OpenAI-compatible chat completions with streaming support and function calling.

High Throughput

Continuous batching and PagedAttention enable 2—4x more requests per second than naive serving.

Any HuggingFace Model

Deploy any compatible model from the HuggingFace Hub, including your fine-tuned models.

GPU Efficient

PagedAttention reduces GPU memory waste, allowing you to serve larger models or more concurrent requests.

Performance Tuning

Key Server Parameters

ParameterDescriptionDefault
--max-model-lenMaximum sequence length (reduce to save memory)Model default
--tensor-parallel-sizeNumber of GPUs for tensor parallelism1
--gpu-memory-utilizationFraction of GPU memory to use (0.0 — 1.0)0.9
--max-num-seqsMaximum concurrent sequences256
--enable-prefix-cachingCache common prefixes to speed up similar requestsDisabled
--quantizationWeight quantization method (awq, gptq, squeezellm)None

Optimization Tips

If your use case does not need the model’s full context window, set --max-model-len to a smaller value (e.g., 4096 or 8192).
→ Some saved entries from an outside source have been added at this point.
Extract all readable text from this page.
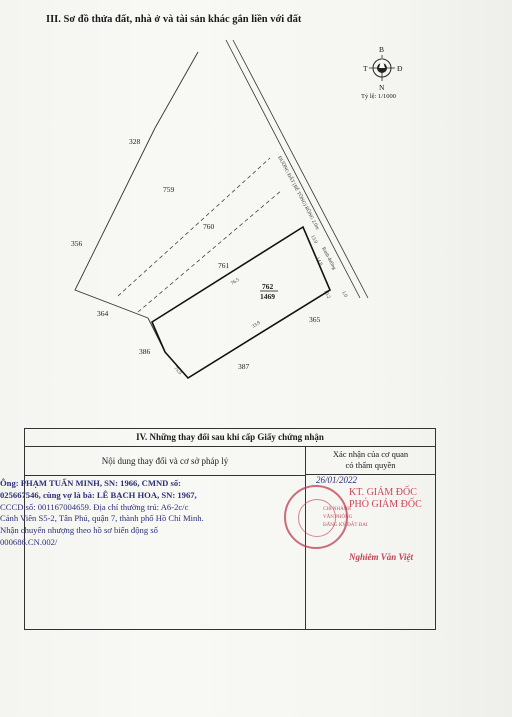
III. Sơ đồ thửa đất, nhà ở và tài sản khác gắn liền với đất
B
N
T	Đ
ĐƯỜNG ĐẤT (BÊ TÔNG) RỘNG 2.0m
Ranh đường
1.0
328
759
760
761
762
1469
356
364
365
386
387
15.0
14.8
10.2
76.5
33.9
75.0
Tỷ lệ: 1/1000
IV. Những thay đổi sau khi cấp Giấy chứng nhận
Nội dung thay đổi và cơ sở pháp lý
Xác nhận của cơ quan
có thẩm quyền
Ông: PHẠM TUẤN MINH, SN: 1966, CMND số:
025667546, cùng vợ là bà: LÊ BẠCH HOA, SN: 1967,
CCCD số: 001167004659. Địa chỉ thường trú: A6-2c/c
Cảnh Viên S5-2, Tân Phú, quận 7, thành phố Hồ Chí Minh.
Nhận chuyển nhượng theo hồ sơ biến động số
000686.CN.002/
26/01/2022
CHI NHÁNH
VĂN PHÒNG
ĐĂNG KÝ ĐẤT ĐAI
KT. GIÁM ĐỐC
PHÓ GIÁM ĐỐC
Nghiêm Văn Việt
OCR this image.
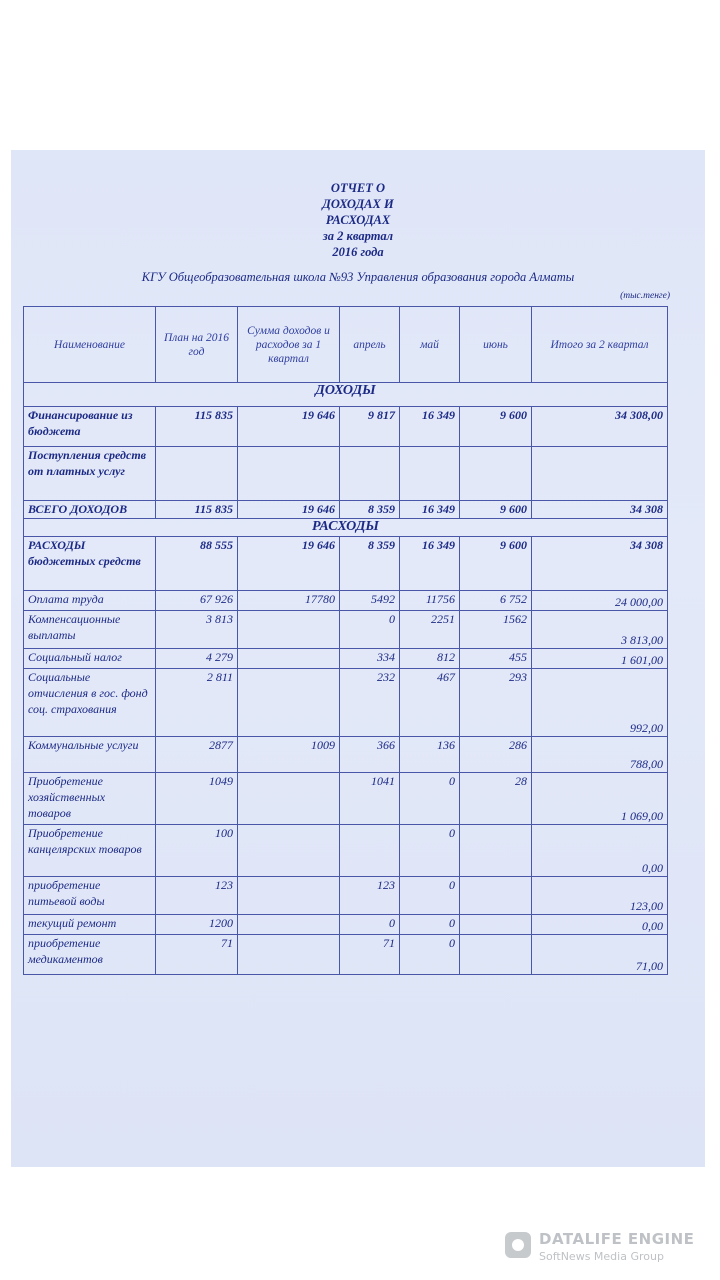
ОТЧЕТ О
ДОХОДАХ И
РАСХОДАХ
за 2 квартал
2016 года
КГУ Общеобразовательная школа №93 Управления образования города Алматы
(тыс.тенге)
Наименование	План на 2016 год	Сумма доходов и расходов за 1 квартал	апрель	май	июнь	Итого за 2 квартал
ДОХОДЫ						
Финансирование из бюджета	115 835	19 646	9 817	16 349	9 600	34 308,00
Поступления средств от платных услуг						
ВСЕГО ДОХОДОВ	115 835	19 646	8 359	16 349	9 600	34 308
РАСХОДЫ						
РАСХОДЫ бюджетных средств	88 555	19 646	8 359	16 349	9 600	34 308
Оплата труда	67 926	17780	5492	11756	6 752	24 000,00
Компенсационные выплаты	3 813		0	2251	1562	3 813,00
Социальный налог	4 279		334	812	455	1 601,00
Социальные отчисления в гос. фонд соц. страхования	2 811		232	467	293	992,00
Коммунальные услуги	2877	1009	366	136	286	788,00
Приобретение хозяйственных товаров	1049		1041	0	28	1 069,00
Приобретение канцелярских товаров	100			0		0,00
приобретение питьевой воды	123		123	0		123,00
текущий ремонт	1200		0	0		0,00
приобретение медикаментов	71		71	0		71,00
DATALIFE ENGINE
SoftNews Media Group
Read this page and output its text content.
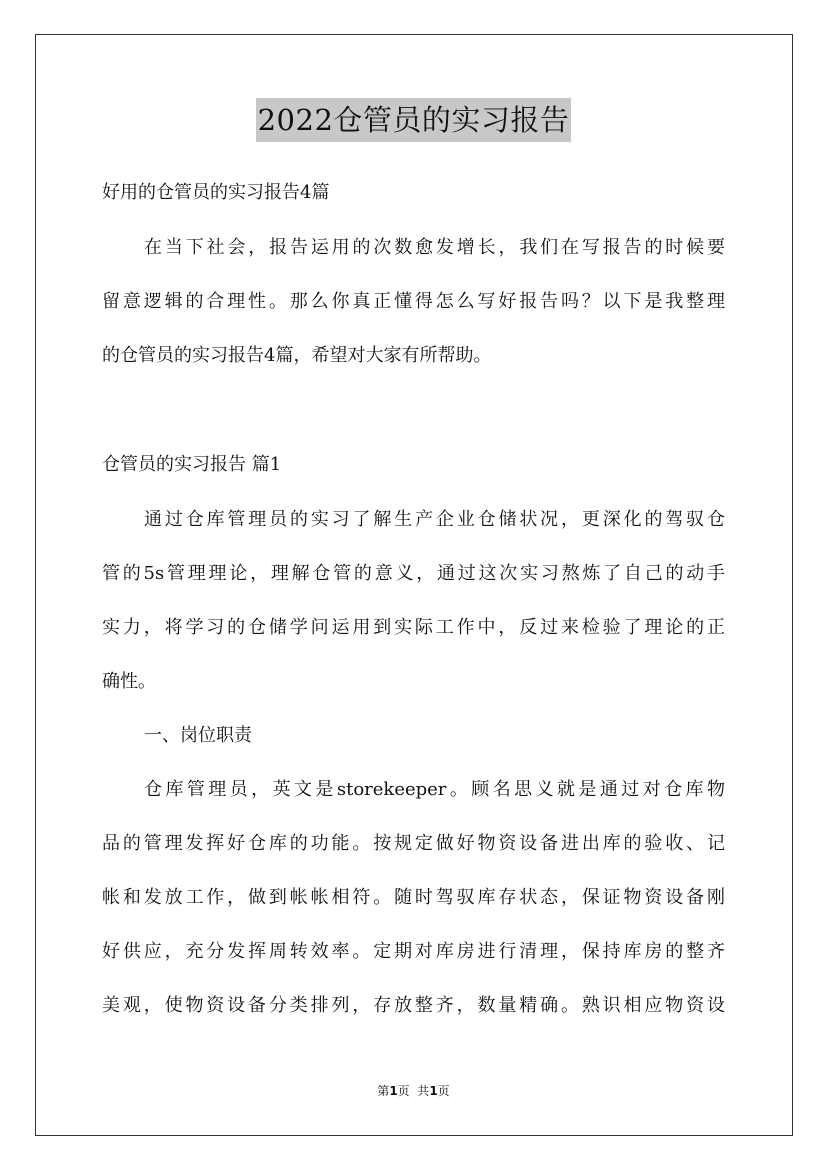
2022仓管员的实习报告
好用的仓管员的实习报告4篇
在当下社会，报告运用的次数愈发增长，我们在写报告的时候要
留意逻辑的合理性。那么你真正懂得怎么写好报告吗？以下是我整理
的仓管员的实习报告4篇，希望对大家有所帮助。
仓管员的实习报告 篇1
通过仓库管理员的实习了解生产企业仓储状况，更深化的驾驭仓
管的5s管理理论，理解仓管的意义，通过这次实习熬炼了自己的动手
实力，将学习的仓储学问运用到实际工作中，反过来检验了理论的正
确性。
一、岗位职责
仓库管理员，英文是storekeeper。顾名思义就是通过对仓库物
品的管理发挥好仓库的功能。按规定做好物资设备进出库的验收、记
帐和发放工作，做到帐帐相符。随时驾驭库存状态，保证物资设备刚
好供应，充分发挥周转效率。定期对库房进行清理，保持库房的整齐
美观，使物资设备分类排列，存放整齐，数量精确。熟识相应物资设
第1页  共1页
This significantly reduces GPU memory usage.
AWQ and GPTQ quantization let you run larger models on fewer GPUs with minimal quality loss. Use --quantization awq with pre-quantized model variants.
If many requests share the same system prompt or prefix, enable --enable-prefix-caching to avoid recomputing those tokens for each request.
For models too large for a single GPU, increase --tensor-parallel-size to distribute the model across multiple GPUs. Use NVLink-connected GPUs for best inter-GPU bandwidth.

Environment Variables

When self-hosting Nadoo AI, configure vLLM via environment variables:
VLLM_SERVER_URL=http://gpu-server:8080
VLLM_MODEL_NAME=meta-llama/Meta-Llama-3.1-8B-Instruct
VLLM_API_KEY=optional-api-key
If both environment variables and the admin UI configuration are set, the admin UI values take precedence.

Troubleshooting

The model requires more GPU VRAM than available. Reduce --max-model-len, use a quantized model, or distribute across more GPUs with --tensor-parallel-size.
The vLLM server is not running or is on a different port. Verify the server is started and the URL in Nadoo matches the server’s address and port.
The first request after server startup may be slow due to model loading and CUDA kernel compilation. Subsequent requests will be fast.
Not all HuggingFace models are supported by vLLM. Check the vLLM supported models list for compatibility.